Le attuali versioni supportate di Symfony sono state aggiornate, per dei problemi di sicurezza venuti alla luce nei giorni trascorsi. I bollettini relativi sono CVE-2015-2309 e CVE-2015-2308. Le versioni rilasciate sono 2.3.27, 2.5.11 e 2.6.6. Altri rami del progetto sono fuori supporto e quindi non hanno ricevuto aggiornamenti: a chi li stesse ancora usando è caldamente consigliato un aggiornamento alla versione successiva.
Per approfondimenti sui rilasci (attuali e futuri) di Symfony, si rimanda come sempre alla documentazione ufficiale.

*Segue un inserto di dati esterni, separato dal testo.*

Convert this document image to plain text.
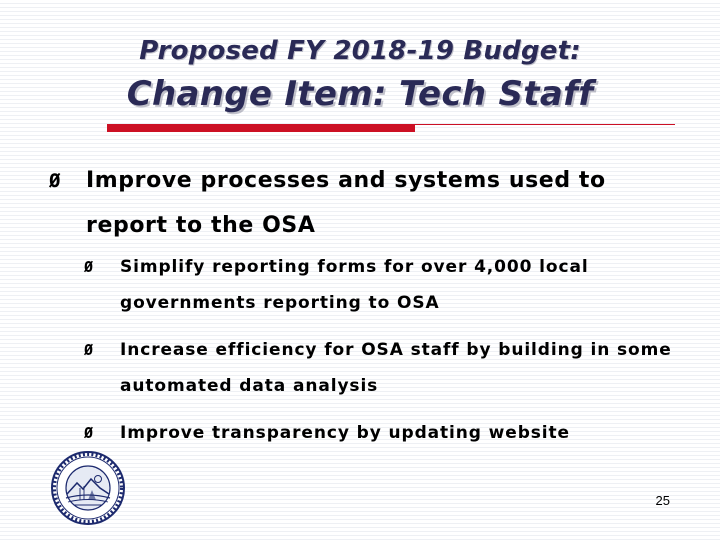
Proposed FY 2018-19 Budget:
Change Item: Tech Staff
Ø Improve processes and systems used to report to the OSA
Ø Simplify reporting forms for over 4,000 local governments reporting to OSA
Ø Increase efficiency for OSA staff by building in some automated data analysis
Ø Improve transparency by updating website
25
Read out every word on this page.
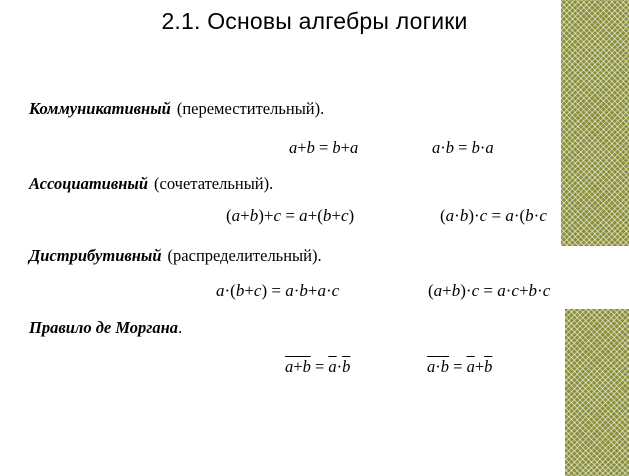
2.1. Основы алгебры логики
Коммуникативный (переместительный).
a+b = b+a	a·b = b·a
Ассоциативный (сочетательный).
(a+b)+c = a+(b+c)	(a·b)·c = a·(b·c
Дистрибутивный (распределительный).
a·(b+c) = a·b+a·c	(a+b)·c = a·c+b·c
Правило де Моргана.
$a+b = \overline{a}\cdot\overline{b}$	$a\cdot b = \overline{a}+\overline{b}$
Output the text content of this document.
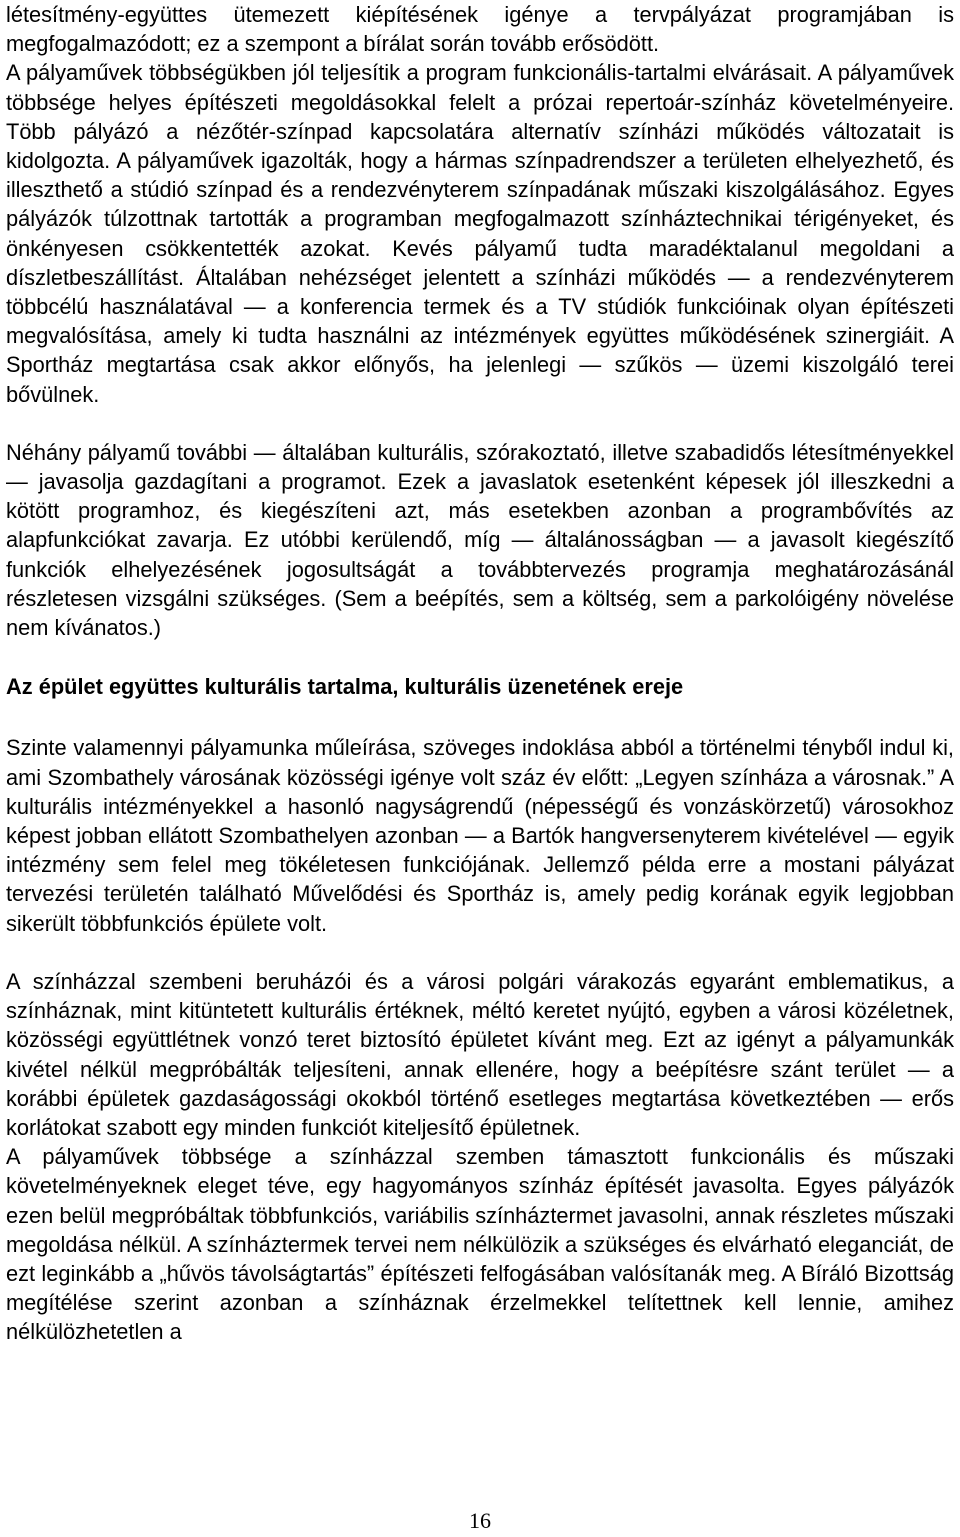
létesítmény-együttes ütemezett kiépítésének igénye a tervpályázat programjában is megfogalmazódott; ez a szempont a bírálat során tovább erősödött.

A pályaművek többségükben jól teljesítik a program funkcionális-tartalmi elvárásait. A pályaművek többsége helyes építészeti megoldásokkal felelt a prózai repertoár-színház követelményeire. Több pályázó a nézőtér-színpad kapcsolatára alternatív színházi működés változatait is kidolgozta. A pályaművek igazolták, hogy a hármas színpadrendszer a területen elhelyezhető, és illeszthető a stúdió színpad és a rendezvényterem színpadának műszaki kiszolgálásához. Egyes pályázók túlzottnak tartották a programban megfogalmazott színháztechnikai térigényeket, és önkényesen csökkentették azokat. Kevés pályamű tudta maradéktalanul megoldani a díszletbeszállítást. Általában nehézséget jelentett a színházi működés — a rendezvényterem többcélú használatával — a konferencia termek és a TV stúdiók funkcióinak olyan építészeti megvalósítása, amely ki tudta használni az intézmények együttes működésének szinergiáit. A Sportház megtartása csak akkor előnyős, ha jelenlegi — szűkös — üzemi kiszolgáló terei bővülnek.

Néhány pályamű további — általában kulturális, szórakoztató, illetve szabadidős létesítményekkel — javasolja gazdagítani a programot. Ezek a javaslatok esetenként képesek jól illeszkedni a kötött programhoz, és kiegészíteni azt, más esetekben azonban a programbővítés az alapfunkciókat zavarja. Ez utóbbi kerülendő, míg — általánosságban — a javasolt kiegészítő funkciók elhelyezésének jogosultságát a továbbtervezés programja meghatározásánál részletesen vizsgálni szükséges. (Sem a beépítés, sem a költség, sem a parkolóigény növelése nem kívánatos.)

Az épület együttes kulturális tartalma, kulturális üzenetének ereje

Szinte valamennyi pályamunka műleírása, szöveges indoklása abból a történelmi tényből indul ki, ami Szombathely városának közösségi igénye volt száz év előtt: „Legyen színháza a városnak.” A kulturális intézményekkel a hasonló nagyságrendű (népességű és vonzáskörzetű) városokhoz képest jobban ellátott Szombathelyen azonban — a Bartók hangversenyterem kivételével — egyik intézmény sem felel meg tökéletesen funkciójának. Jellemző példa erre a mostani pályázat tervezési területén található Művelődési és Sportház is, amely pedig korának egyik legjobban sikerült többfunkciós épülete volt.

A színházzal szembeni beruházói és a városi polgári várakozás egyaránt emblematikus, a színháznak, mint kitüntetett kulturális értéknek, méltó keretet nyújtó, egyben a városi közéletnek, közösségi együttlétnek vonzó teret biztosító épületet kívánt meg. Ezt az igényt a pályamunkák kivétel nélkül megpróbálták teljesíteni, annak ellenére, hogy a beépítésre szánt terület — a korábbi épületek gazdaságossági okokból történő esetleges megtartása következtében — erős korlátokat szabott egy minden funkciót kiteljesítő épületnek.

A pályaművek többsége a színházzal szemben támasztott funkcionális és műszaki követelményeknek eleget téve, egy hagyományos színház építését javasolta. Egyes pályázók ezen belül megpróbáltak többfunkciós, variábilis színháztermet javasolni, annak részletes műszaki megoldása nélkül. A színháztermek tervei nem nélkülözik a szükséges és elvárható eleganciát, de ezt leginkább a „hűvös távolságtartás” építészeti felfogásában valósítanák meg. A Bíráló Bizottság megítélése szerint azonban a színháznak érzelmekkel telítettnek kell lennie, amihez nélkülözhetetlen a

16
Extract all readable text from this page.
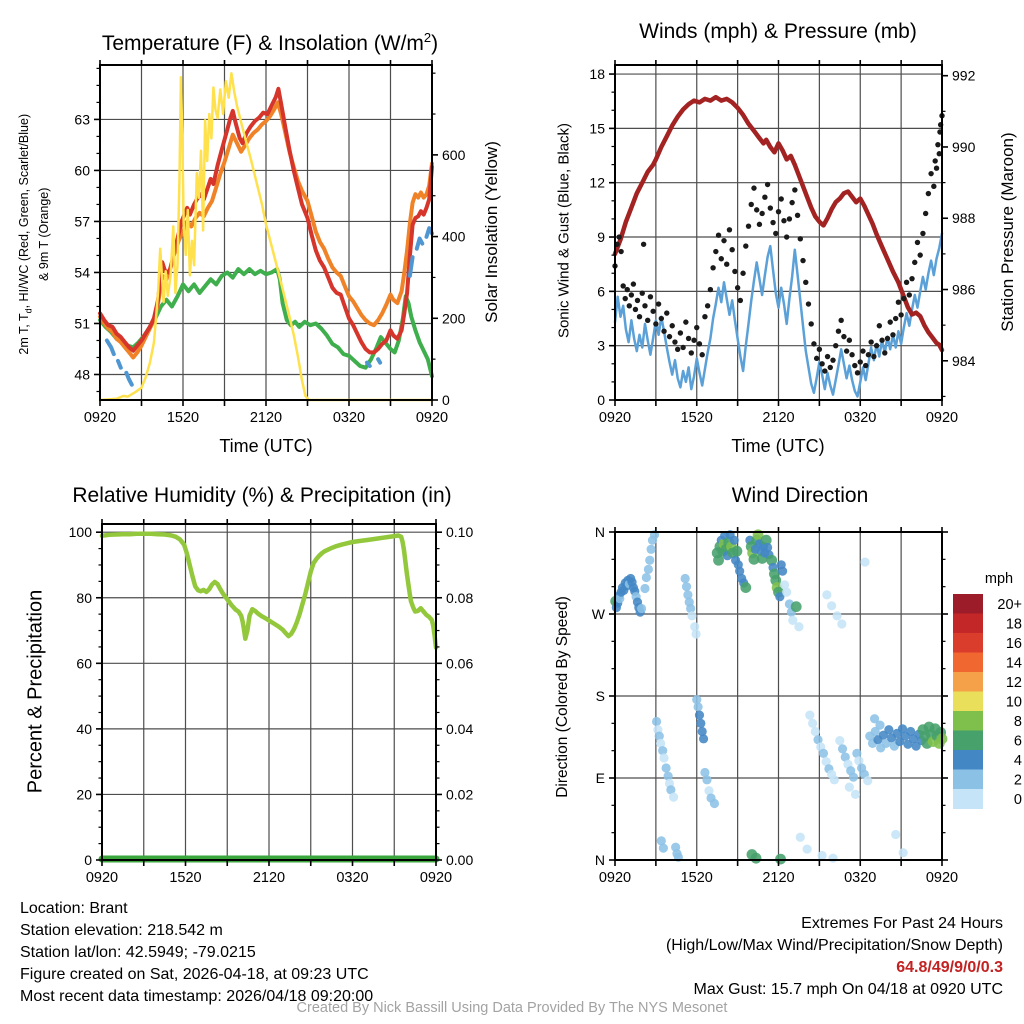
48
51
54
57
60
63
0
200
400
600
0920	1520	2120	0320	0920
0
3
6
9
12
15
18
984
986
988
990
992
0920	1520	2120	0320	0920
0
20
40
60
80
100
0.00
0.02
0.04
0.06
0.08
0.10
0920	1520	2120	0320	0920
N
W
S
E
N
0920	1520	2120	0320	0920
mph
20+
18
16
14
12
10
8
6
4
2
0
Temperature (F) & Insolation $(W/m^2)$
Winds (mph) & Pressure (mb)
Relative Humidity (%) & Precipitation (in)	Wind Direction
2m T, $T_d$, HI/WC (Red, Green, Scarlet/Blue) & 9m T (Orange)	Solar Insolation (Yellow)	Sonic Wind & Gust (Blue, Black)	Station Pressure (Maroon)
Percent & Precipitation	Direction (Colored By Speed)
Time (UTC)	Time (UTC)
Location: Brant
Station elevation: 218.542 m
Station lat/lon: 42.5949; -79.0215
Figure created on Sat, 2026-04-18, at 09:23 UTC
Most recent data timestamp: 2026/04/18 09:20:00
Extremes For Past 24 Hours
(High/Low/Max Wind/Precipitation/Snow Depth)
64.8/49/9/0/0.3
Max Gust: 15.7 mph On 04/18 at 0920 UTC
Created By Nick Bassill Using Data Provided By The NYS Mesonet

Aggiornamenti di sicurezza

La settimana scorsa sono stati rilasciati importanti aggiornamenti di sicurezza, che chiudono falle scoperte in tutte le versioni di Symfony. Ovviamente, le versioni non più supportate non sono state aggiornate.
Questi sono i riferimenti:
Symfony 2.3
Symfony 2.4
Symfony 2.5
Inoltre, è stata chiusa una falla anche in FOSUserBundle, un bundle molto usato. La versione 1.3 ha ricevuto una patch, la versione 2 (il dev-master) non ne è affetta, le versioni precedenti non sono più sotto supporto.

È uscito Symfony 2.5

Con pochi giorni di ritardo rispetto alla data prevista, è uscito la settimana scorsa Symfony 2.5.
Non ci sono novità eclatanti in questa versione, ma molti piccoli affinamenti e alcuni strumenti utili in più rispetto alla precedente versione. In compenso, aggiornare è relativamente semplice e non richiede nemmeno una modifica di composer.json (questa feature era stata pensata in questo modo nella 2.4, per questo il requisito presente era, ed è tuttora, ~2.4): basta dunque eseguire composer update.
Ci sono alcune incompatibilità minori, soprattutto per quanto riguarda la validazione con i form: rimandiamo al file UPGRADE-2.5.md per i dettagli.

Fabien annuncia una importante novità per Symfony 2.4

Fabien Potencier Oggi, al Symfony Live di Londra, Fabien Potencier ha annunciato nel keynote di chiusura una nuova importante feature per la prossima release di Symfony: un nuovo componente, chiamato Expression Language, che consentirà una maggiore libertò nel determinare alcune condizioni: regole di validazione, tempi di scadenza della cache, permessi di sicurezza, regole di routing, ma non solo: anche la configurazione del DIC potrà beneficiarne, consentendo quindi la determinazione di parametri dinamici.